Diesel prices have jumped 22 percent from a year ago and stand at their highest level in 41 months.
The average price of diesel reached $3.24 per gallon Monday, up from $2.54 a year ago, according to the latest U.S. Energy Information Administration fuel pricing report.
This is creating higher expenses for businesses that need to ship goods.
Diesel prices are expected to continue their climb and could hit $3.50 by the end of 2018, said Noël Perry, an industry analyst and principal with Transport Futures.
“The demand for diesel globally has been through the roof, partially because the economy has been going gangbusters all over the world,” Phil Flynn, a senior market analyst of Price Futures Group, told Trucks.com.
Diesel prices have risen for eight consecutive weeks, according to the EIA.
Shippers are picking up the tab. That’s because there is more freight that needs to be moved than available trucks. There are about 6.6 loads for every available truck trailer, according to DAT Solutions, which tracks freight and rates. A year ago, there were 3.5 loads per every van.

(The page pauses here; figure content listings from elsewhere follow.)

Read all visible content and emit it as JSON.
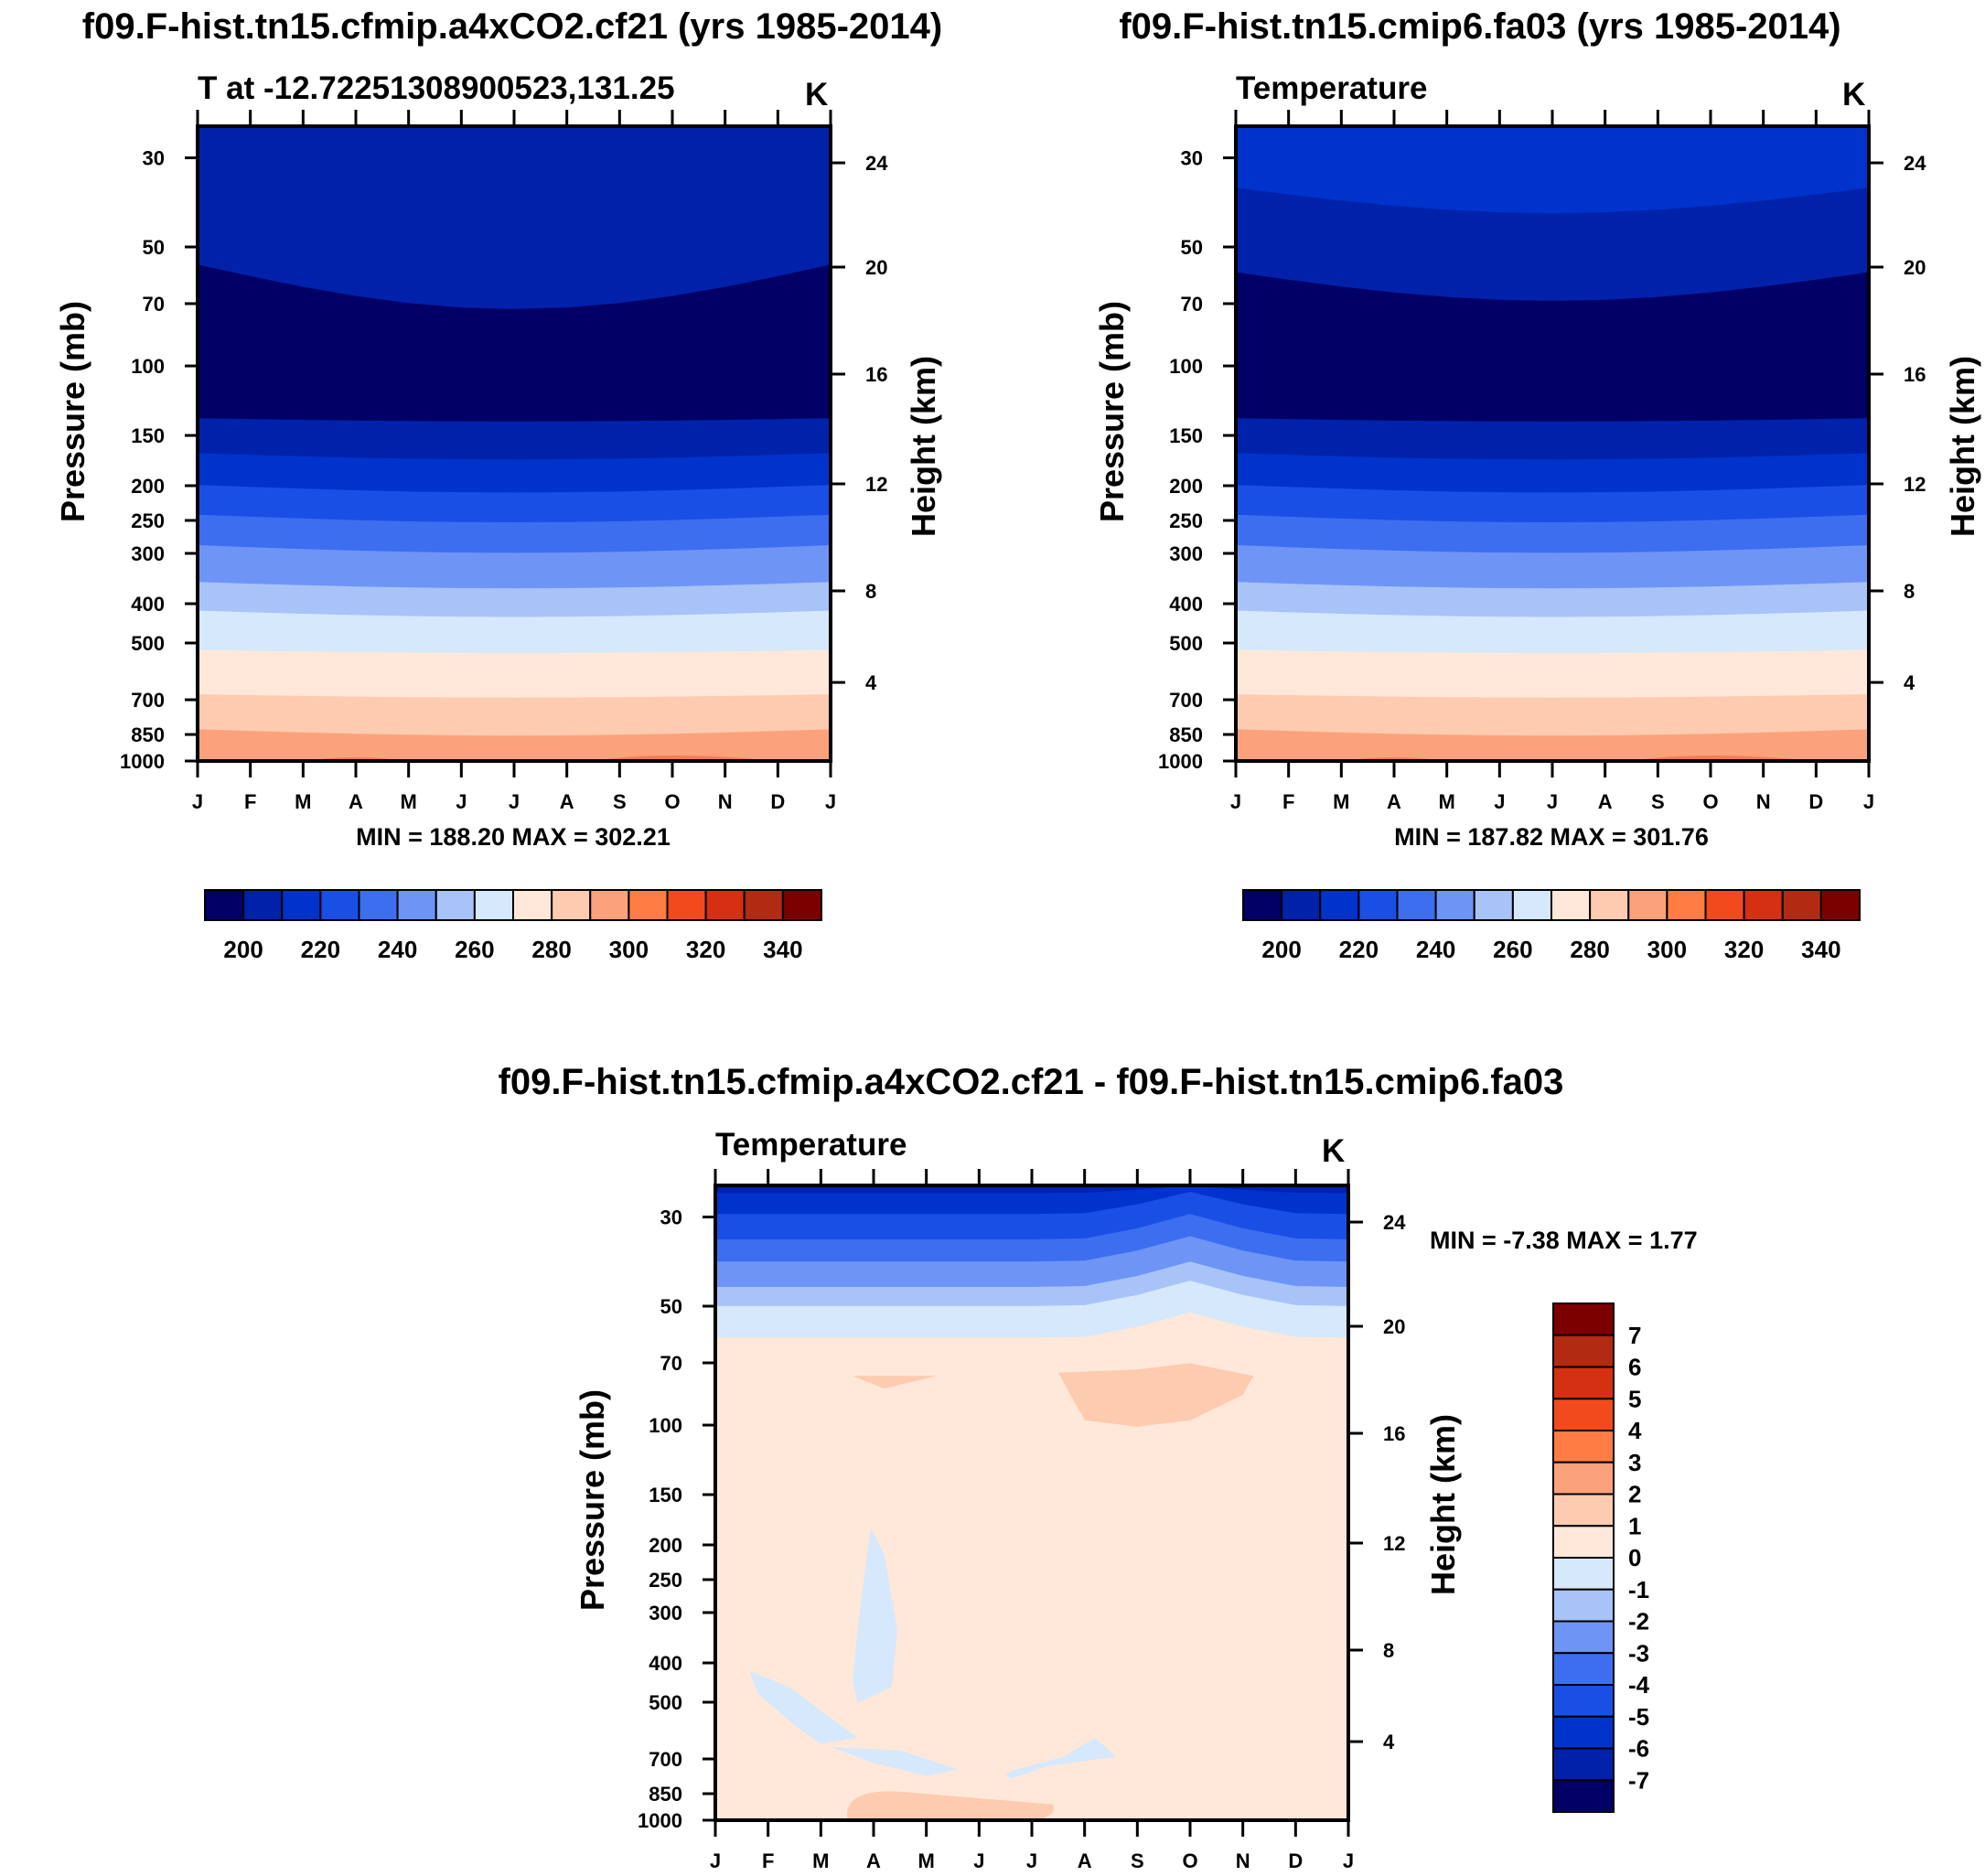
{
  "chart_data": [
    {
      "type": "heatmap",
      "title": "f09.F-hist.tn15.cfmip.a4xCO2.cf21 (yrs 1985-2014)",
      "subtitle_left": "T at -12.72251308900523,131.25",
      "units": "K",
      "ylabel": "Pressure (mb)",
      "ylabel_right": "Height (km)",
      "months": [
        "J",
        "F",
        "M",
        "A",
        "M",
        "J",
        "J",
        "A",
        "S",
        "O",
        "N",
        "D",
        "J"
      ],
      "pressure_ticks": [
        "30",
        "50",
        "70",
        "100",
        "150",
        "200",
        "250",
        "300",
        "400",
        "500",
        "700",
        "850",
        "1000"
      ],
      "height_ticks": [
        "24",
        "20",
        "16",
        "12",
        "8",
        "4"
      ],
      "stats": "MIN = 188.20 MAX = 302.21",
      "colorbar_ticks": [
        "200",
        "220",
        "240",
        "260",
        "280",
        "300",
        "320",
        "340"
      ],
      "contour_levels": [
        195,
        200,
        205,
        210,
        215,
        220,
        225,
        230,
        235,
        240,
        245,
        250,
        255,
        260,
        265,
        270,
        275,
        280,
        285,
        290,
        295,
        300,
        305
      ]
    },
    {
      "type": "heatmap",
      "title": "f09.F-hist.tn15.cmip6.fa03 (yrs 1985-2014)",
      "subtitle_left": "Temperature",
      "units": "K",
      "ylabel": "Pressure (mb)",
      "ylabel_right": "Height (km)",
      "months": [
        "J",
        "F",
        "M",
        "A",
        "M",
        "J",
        "J",
        "A",
        "S",
        "O",
        "N",
        "D",
        "J"
      ],
      "pressure_ticks": [
        "30",
        "50",
        "70",
        "100",
        "150",
        "200",
        "250",
        "300",
        "400",
        "500",
        "700",
        "850",
        "1000"
      ],
      "height_ticks": [
        "24",
        "20",
        "16",
        "12",
        "8",
        "4"
      ],
      "stats": "MIN = 187.82 MAX = 301.76",
      "colorbar_ticks": [
        "200",
        "220",
        "240",
        "260",
        "280",
        "300",
        "320",
        "340"
      ]
    },
    {
      "type": "heatmap",
      "title": "f09.F-hist.tn15.cfmip.a4xCO2.cf21 - f09.F-hist.tn15.cmip6.fa03",
      "subtitle_left": "Temperature",
      "units": "K",
      "ylabel": "Pressure (mb)",
      "ylabel_right": "Height (km)",
      "months": [
        "J",
        "F",
        "M",
        "A",
        "M",
        "J",
        "J",
        "A",
        "S",
        "O",
        "N",
        "D",
        "J"
      ],
      "pressure_ticks": [
        "30",
        "50",
        "70",
        "100",
        "150",
        "200",
        "250",
        "300",
        "400",
        "500",
        "700",
        "850",
        "1000"
      ],
      "height_ticks": [
        "24",
        "20",
        "16",
        "12",
        "8",
        "4"
      ],
      "stats": "MIN =  -7.38 MAX =   1.77",
      "colorbar_ticks": [
        "7",
        "6",
        "5",
        "4",
        "3",
        "2",
        "1",
        "0",
        "-1",
        "-2",
        "-3",
        "-4",
        "-5",
        "-6",
        "-7"
      ]
    }
  ],
  "colors": {
    "temp_scale": [
      "#000066",
      "#0022aa",
      "#0033cc",
      "#1a4fe6",
      "#3d6ef0",
      "#6e95f5",
      "#a8c3f8",
      "#d6e8fb",
      "#ffe8d9",
      "#fccbb0",
      "#fba27c",
      "#ff7c45",
      "#f24a1c",
      "#d43011",
      "#b22a12",
      "#7d0000"
    ],
    "diff_scale": [
      "#7d0000",
      "#b22a12",
      "#d43011",
      "#f24a1c",
      "#ff7c45",
      "#fba27c",
      "#fccbb0",
      "#ffe8d9",
      "#d6e8fb",
      "#a8c3f8",
      "#6e95f5",
      "#3d6ef0",
      "#1a4fe6",
      "#0033cc",
      "#0022aa",
      "#000066"
    ]
  }
}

The larger imbalance this year gives truckers and motor carriers the ability to negotiate higher fuel surcharges to cover rising expenses.

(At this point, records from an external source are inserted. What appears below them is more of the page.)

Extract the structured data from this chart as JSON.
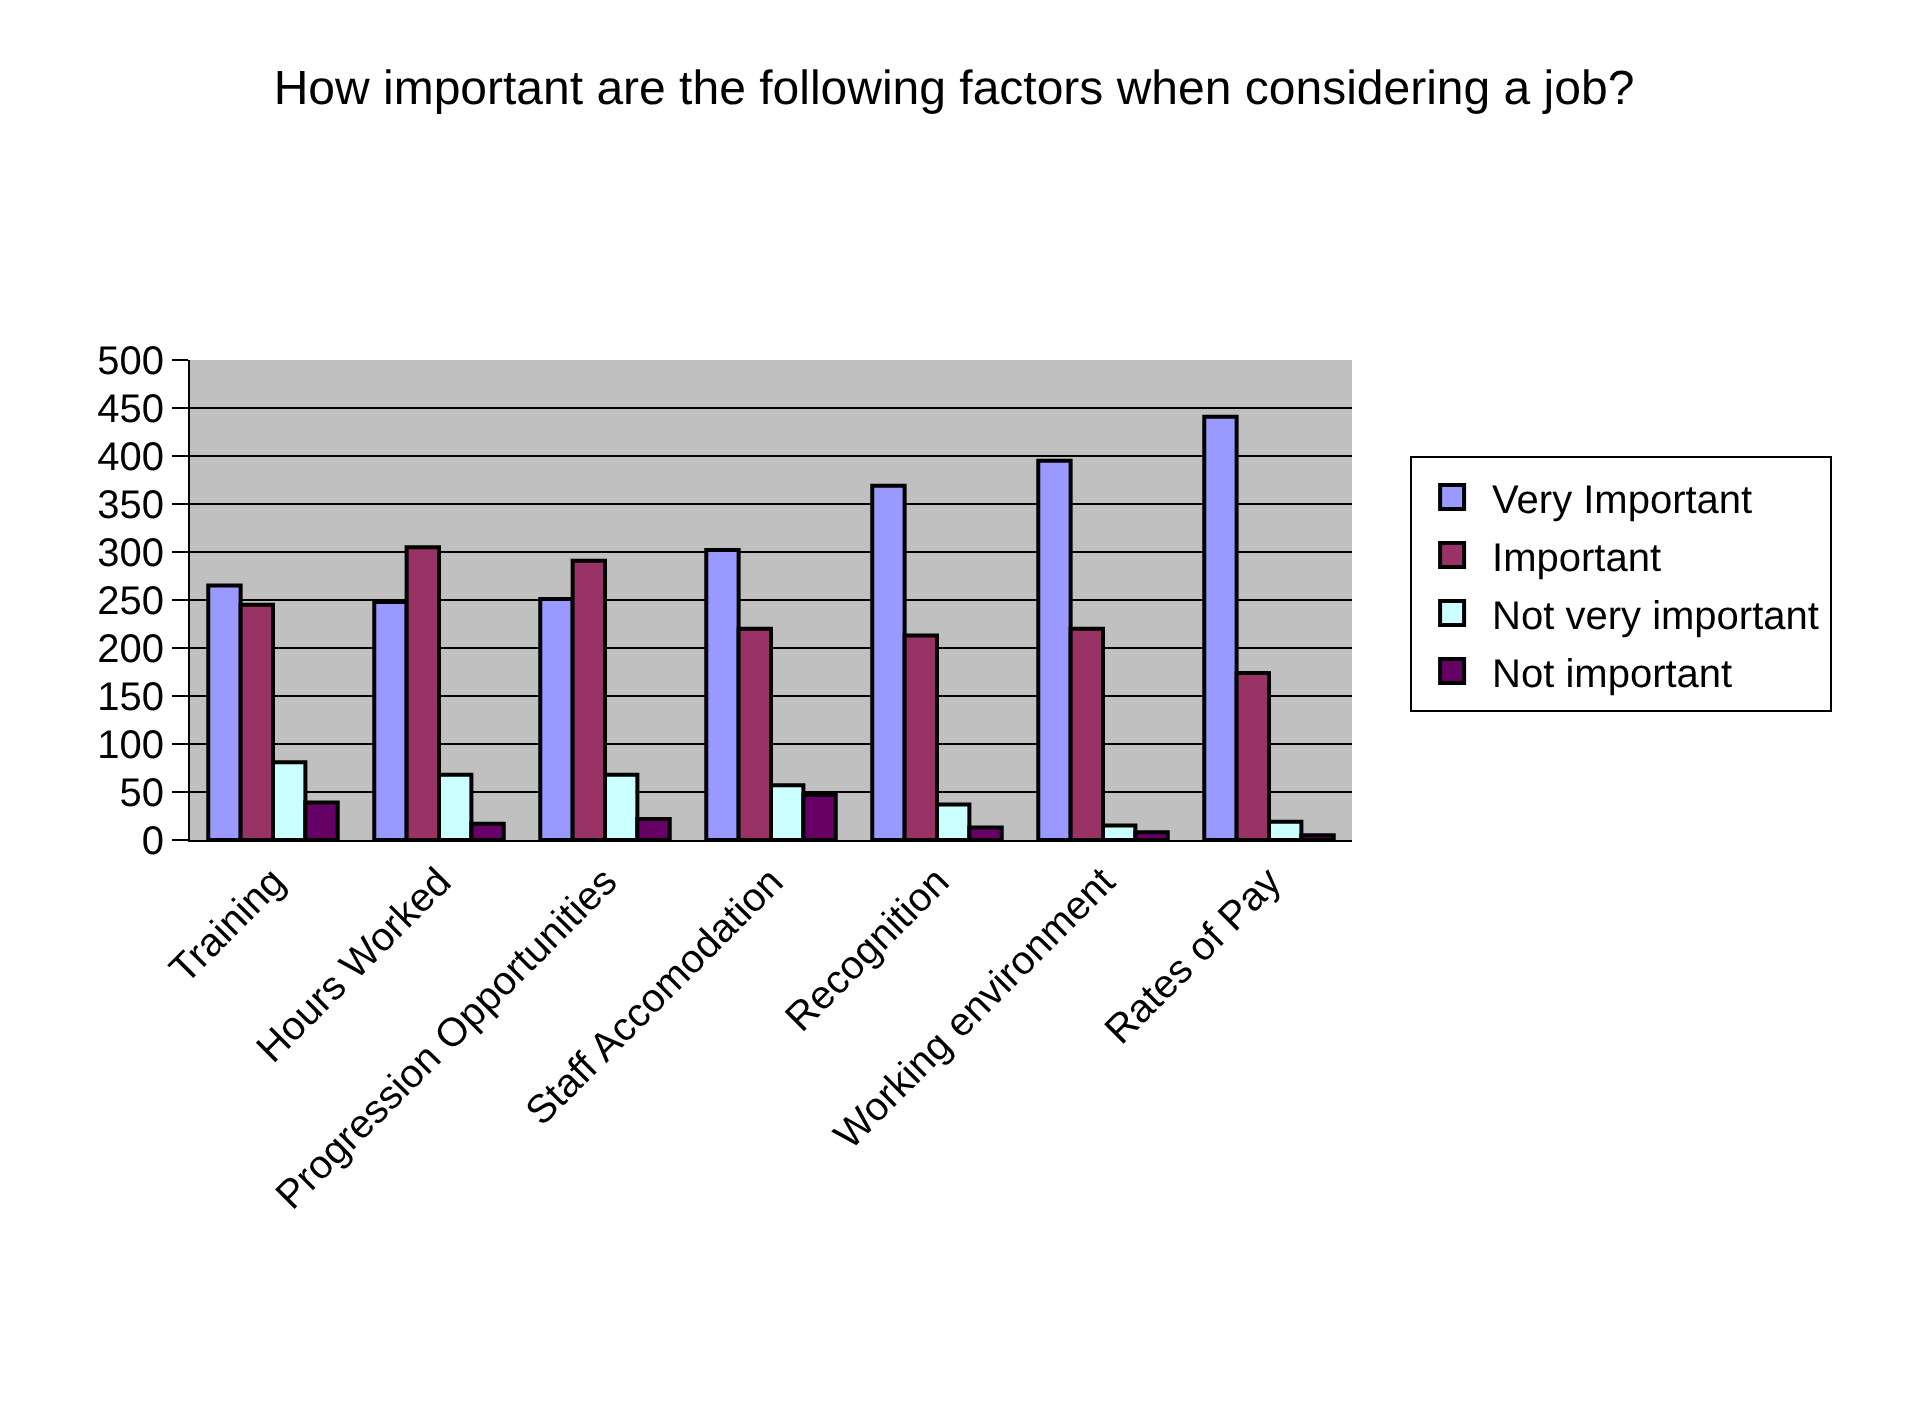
{
  "chart_data": {
    "type": "bar",
    "title": "How important are the following factors when considering a job?",
    "categories": [
      "Training",
      "Hours Worked",
      "Progression Opportunities",
      "Staff Accomodation",
      "Recognition",
      "Working environment",
      "Rates of Pay"
    ],
    "series": [
      {
        "name": "Very Important",
        "color": "#9999ff",
        "values": [
          265,
          248,
          251,
          302,
          369,
          395,
          441
        ]
      },
      {
        "name": "Important",
        "color": "#993366",
        "values": [
          245,
          305,
          291,
          220,
          213,
          220,
          174
        ]
      },
      {
        "name": "Not very important",
        "color": "#ccffff",
        "values": [
          81,
          68,
          68,
          57,
          37,
          15,
          19
        ]
      },
      {
        "name": "Not important",
        "color": "#660066",
        "values": [
          39,
          17,
          22,
          47,
          13,
          8,
          5
        ]
      }
    ],
    "ylim": [
      0,
      500
    ],
    "yticks": [
      0,
      50,
      100,
      150,
      200,
      250,
      300,
      350,
      400,
      450,
      500
    ],
    "grid": "y",
    "legend": "right"
  }
}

Motor carriers charged customers a fuel surcharge of 31 cents per mile last month, up from 24 cents a year earlier. Meanwhile the spot trucking rates for a standard trailer have risen 29 percent to $1.85 per mile from a year ago, DAT said.
“With the economy as strong as it is, trucking companies still have a lot of pricing power because shippers want to move their goods,” Flynn said.
“The only people that really don’t like higher fuel prices are shippers and consumers, who will have to pay more for a pair of jeans at the store,” he said.
Truckers are adapting to higher fuel costs by investing in more fuel-efficient trucks and aerodynamic trailers to increase their mileage.
While the national average fuel economy for semi-trucks is about 6.5 mpg, Henry Albert, an independent trucker from Statesville, N.C., said he gets 10 mpg because of his focus on fuel efficiency.
If that was the national average for trucking fuel efficiency the industry would save $24 billion and 9.7 billion gallons of diesel fuel annually, according to the North American Council for Freight Efficiency
Truckers are adapting relatively low-tech ideas such as covered wheels, trailer aerodynamics and low-rolling resistance tires to save fuel. The adoption of automated manual transmissions also is increasing fuel efficiency, according to NACFE.
“If you think diesel prices are too high, you have to figure out a way to use less of it,” Albert told Trucks.com. “Everything on my truck is set up to increase my fuel mileage, whether it’s the engine, trailer aerodynamics or my tires.”
There are varying views among industry and government analysts as to how much higher oil and fuel prices will rise.
U.S. West Texas Intermediate, or WTI, a sweet crude oil, surged to above $71 per barrel on Monday, putting prices at a three-year high.
Flynn said oil could hit $84 per barrel this year.
The EIA forecast pegs WTI crude at an average $66 per barrel this year, up from $51 in 2017. The price per barrel is expected to fall to $61 in 2019, the EIA said.
Higher prices are leading to increased U.S. crude oil production. Oil companies are expected to extract an average of 10.7 million barrels per day this year, up 12 percent from 9.4 million barrels produced daily in 2017, the EIA said.
Excess inventories of stored oil around the world are now at their lowest level in more than three years after the Organization of the Petroleum Exporting Countries, or OPEC, and Russia cut production back following a glut of oil that drove down prices.
Drillers in the U.S. are responding.
The number of rigs in the U.S. has jumped 15 percent in 2018, according to Baker Hughes data.
Texas, which has the majority of oil rigs in the U.S., has seen a 14 percent jump this year.
North Dakota has posted a 21 percent increase in its rig count in 2018. Business is slowly returning after the fracking industry was devastated there when prices dropped to around $30 in early 2016 after soaring to nearly $100 a barrel in 2014.
“We are certainly expecting to see higher prices than we have seen over the last several years,” Jonathan Cogan, spokesman for the EIA, told Trucks.com.
“We don’t see any immediate relief at the diesel pump in the near term,” he said.